The idea behind the exercise is very clear to me. It is the same to join the surfaces directly than doing it by means of a cylinder (because the cylinder with the top layer and the bottom layer ($C$) is homeomorphic to the sphere that is the unitary element of the connected sum).
But I don know if my proof is completely rigorous. Is this a valid proof of the above exercise? I would appreciate any tips and suggestions.
We want to prove that $ \frac{(X_1^0 \sqcup (S_1 \times [ 0,1 ]) \sqcup X_2^0)}{\approx} = X_1 \# C \# X_2$ and then the result follows because the connected sum is associative.
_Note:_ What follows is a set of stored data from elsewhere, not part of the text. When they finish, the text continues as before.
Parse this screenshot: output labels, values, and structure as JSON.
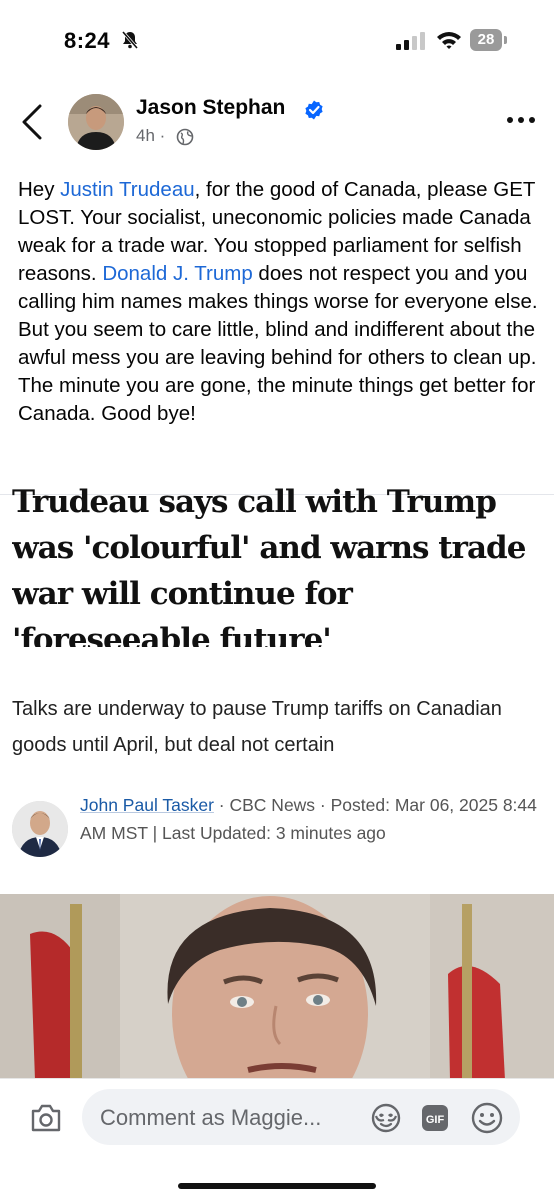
{
  "status_bar": {
    "time": "8:24",
    "battery": "28"
  },
  "post": {
    "author": "Jason Stephan",
    "time": "4h",
    "separator": "·",
    "text_segments": [
      {
        "text": "Hey ",
        "mention": false
      },
      {
        "text": "Justin Trudeau",
        "mention": true
      },
      {
        "text": ", for the good of Canada, please GET LOST.  Your socialist, uneconomic policies made Canada weak for a trade war.  You stopped parliament for selfish reasons.  ",
        "mention": false
      },
      {
        "text": "Donald J. Trump",
        "mention": true
      },
      {
        "text": " does not respect you and you calling him names makes things worse for everyone else.  But you seem to care little, blind and indifferent about the awful mess you are leaving behind for others to clean up.   The minute you are gone, the minute things get better for Canada.  Good bye!",
        "mention": false
      }
    ]
  },
  "article": {
    "headline": "Trudeau says call with Trump was 'colourful' and warns trade war will continue for 'foreseeable future'",
    "deck": "Talks are underway to pause Trump tariffs on Canadian goods until April, but deal not certain",
    "byline_author": "John Paul Tasker",
    "byline_outlet": " · CBC News · ",
    "byline_posted": "Posted: Mar 06, 2025 8:44 AM MST | Last Updated: 3 minutes ago"
  },
  "comment_bar": {
    "placeholder": "Comment as Maggie..."
  },
  "colors": {
    "link": "#1d68d6",
    "verified": "#0866ff",
    "muted": "#65676b"
  },
  "icons": [
    "bell-slash-icon",
    "signal-icon",
    "wifi-icon",
    "back-icon",
    "verified-icon",
    "globe-icon",
    "more-icon",
    "camera-icon",
    "avatar-sticker-icon",
    "gif-icon",
    "emoji-icon"
  ]
}
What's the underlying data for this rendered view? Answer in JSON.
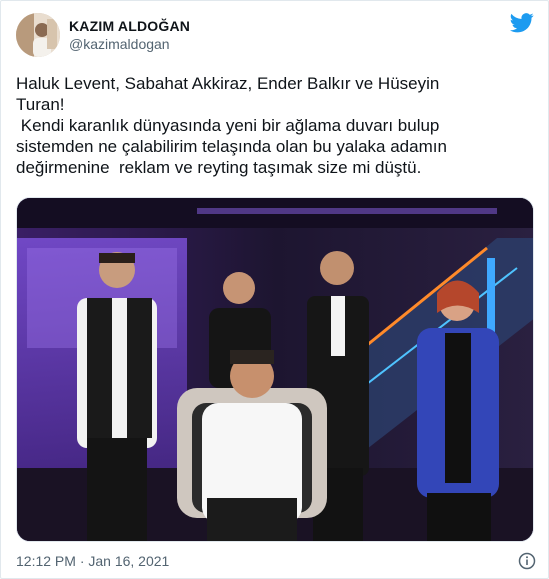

The previous statement holds because $$\frac{(X_1^0 \sqcup (S_1 \times [ 0,1 ]) \sqcup X_2^0)}{\approx} = \frac{\frac{X^{0}_{1} \sqcup C}{\sim} \sqcup X^0_2}{\sim} $$
To finish the proof we can see that the cylinder (with the top and bottom lids) being homeomorphic to $S^2$ implies $X_1 \# C \cong X_1$
I sent the above proof (with a more detailed explanation and a picture to illustrate my ideas) to my teacher and he accepted it as a rigorous proof, so I can answer this question saying that it is, in fact, a valid proof of that exercise.